Erie’s Open Space and Trails Advisory Board has begun reviewing whether town-owned open space acquired with the town’s voter-approved trails and natural areas tax has the legal protections residents may expect.
During a June 8 board meeting, board members, staff and a council liaison said in public discussion that Erie’s current open-space inventory is effectively 0% designated reserved open space and 100% agricultural open space. During that discussion, they also said the board had been asked to examine what that means for town-owned land acquired with Trails and Natural Areas funding.
The distinction matters because reserved open-space zoning may provide a stronger barrier against a future sale or rezoning than agricultural zoning. But the public record reviewed for this story still does not establish a parcel-by-parcel answer to a central question: which town-owned open-space properties were bought with that tax revenue.
At the same June 8 meeting, staff and council members said OSTAB has been asked to review the charter, zoning code and wording of prior Trails and Natural Areas ballot language, then recommend what land should be rezoned and what level of protection should apply.
Erie’s current property-tax levy schedule lists a 4-mill tax for “Trails and Natural Areas Acquisition.” In a 2022 update about renewing the tax, the town said the TNACC fund “can only be used to fund the purchase of natural areas and open space, creates and connects trails, preserves wildlife habitats, protects natural areas around creeks, and conserves scenic landscapes.”
A 2023 Home Rule Charter Commission presentation posted by the town said the town must maintain a fund for buying and maintaining open space and that “open space cannot be sold or rezoned without voter approval.” But that source is a presentation, not the enacted charter text itself, so the exact legal trigger remains unclear from the public documents reviewed for this story.
The June 8 discussion also raised a budget question tied to the Page property.

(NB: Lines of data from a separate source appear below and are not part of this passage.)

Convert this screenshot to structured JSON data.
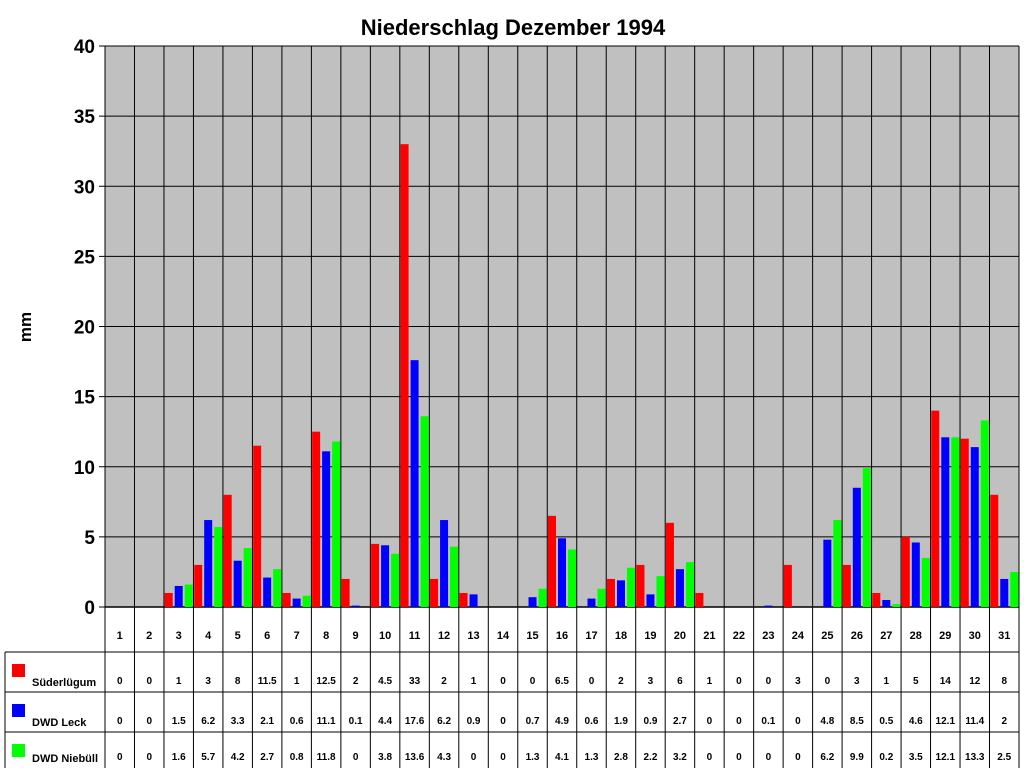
{
  "chart_data": {
    "type": "bar",
    "title": "Niederschlag Dezember 1994",
    "ylabel": "mm",
    "xlabel": "",
    "ylim": [
      0,
      40
    ],
    "yticks": [
      0,
      5,
      10,
      15,
      20,
      25,
      30,
      35,
      40
    ],
    "grid": true,
    "legend": "data-table-left",
    "categories": [
      "1",
      "2",
      "3",
      "4",
      "5",
      "6",
      "7",
      "8",
      "9",
      "10",
      "11",
      "12",
      "13",
      "14",
      "15",
      "16",
      "17",
      "18",
      "19",
      "20",
      "21",
      "22",
      "23",
      "24",
      "25",
      "26",
      "27",
      "28",
      "29",
      "30",
      "31"
    ],
    "series": [
      {
        "name": "Süderlügum",
        "color": "#ff0000",
        "values": [
          0,
          0,
          1,
          3,
          8,
          11.5,
          1,
          12.5,
          2,
          4.5,
          33,
          2,
          1,
          0,
          0,
          6.5,
          0,
          2,
          3,
          6,
          1,
          0,
          0,
          3,
          0,
          3,
          1,
          5,
          14,
          12,
          8
        ]
      },
      {
        "name": "DWD Leck",
        "color": "#0000ff",
        "values": [
          0,
          0,
          1.5,
          6.2,
          3.3,
          2.1,
          0.6,
          11.1,
          0.1,
          4.4,
          17.6,
          6.2,
          0.9,
          0,
          0.7,
          4.9,
          0.6,
          1.9,
          0.9,
          2.7,
          0,
          0,
          0.1,
          0,
          4.8,
          8.5,
          0.5,
          4.6,
          12.1,
          11.4,
          2
        ]
      },
      {
        "name": "DWD Niebüll",
        "color": "#00ff00",
        "values": [
          0,
          0,
          1.6,
          5.7,
          4.2,
          2.7,
          0.8,
          11.8,
          0,
          3.8,
          13.6,
          4.3,
          0,
          0,
          1.3,
          4.1,
          1.3,
          2.8,
          2.2,
          3.2,
          0,
          0,
          0,
          0,
          6.2,
          9.9,
          0.2,
          3.5,
          12.1,
          13.3,
          2.5
        ]
      }
    ],
    "plot_background": "#c0c0c0"
  }
}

Staff told the board the proposed 2027 Trails and Natural Areas Fund budget would reimburse the general fund by about $3.35 million over five years for the Page purchase — roughly $670,000 a year, subject to annual appropriations.
According to staff’s summary to the board at that meeting, that reimbursement is part of a roughly $5.53 million recommended 2027 TNAF appropriation package. Staff said the budget also includes Coal Creek restoration, trail connections, signage, the annual open-space management plan update and Schofield Farm redevelopment, with an ending fund balance projected at about $2 million on about $3.7 million in revenue and about $5.5 million in expenditures.
The available record does not quantify exactly which of those other priorities would be delayed, reduced or displaced by the Page reimbursement schedule. But the meeting discussion indicates that paying back the general fund would consume a substantial share of TNAF spending capacity over several years while the town continues funding other open-space and trail work.
The same meeting also included a more detailed update on the Page property itself. Staff said during that discussion the town is studying it as a full open-space acquisition and expects consultant work on environmental conditions, trail and parking potential, reclamation needs, and possible future uses for the house and surrounding land.
Board members discussed possible future uses such as interpretive or community space, while others cautioned against undermining the site’s open-space character. But the meeting record reviewed for this story does not show the town has made a final decision on how the house or surrounding property will be used.
Staff told the advisory board during the June 8 meeting that a full review of open-space properties, ballot language and code provisions would not realistically begin until 2027. More detailed study of the Page property itself, including questions about reimbursement and future use, was described as likely extending into 2028.
For now, the near-term question is whether Town Council wants to accelerate the broader protection review instead of waiting for that timeline. As of the June 8 discussion, the review was framed as a new assignment for OSTAB, not as a completed legal determination or a council-directed rezoning package.
What is clear is narrower but still significant: Erie officials have publicly acknowledged that the town needs to determine whether open space bought with a voter-approved acquisition tax has the protections voters expected, which parcels are affected, and whether rezoning some land to reserved open space would better preserve a future public vote before any sale or rezoning. The Page property discussion adds that the town is also weighing how to finance, study and potentially use a major recent acquisition while that broader policy review remains unresolved.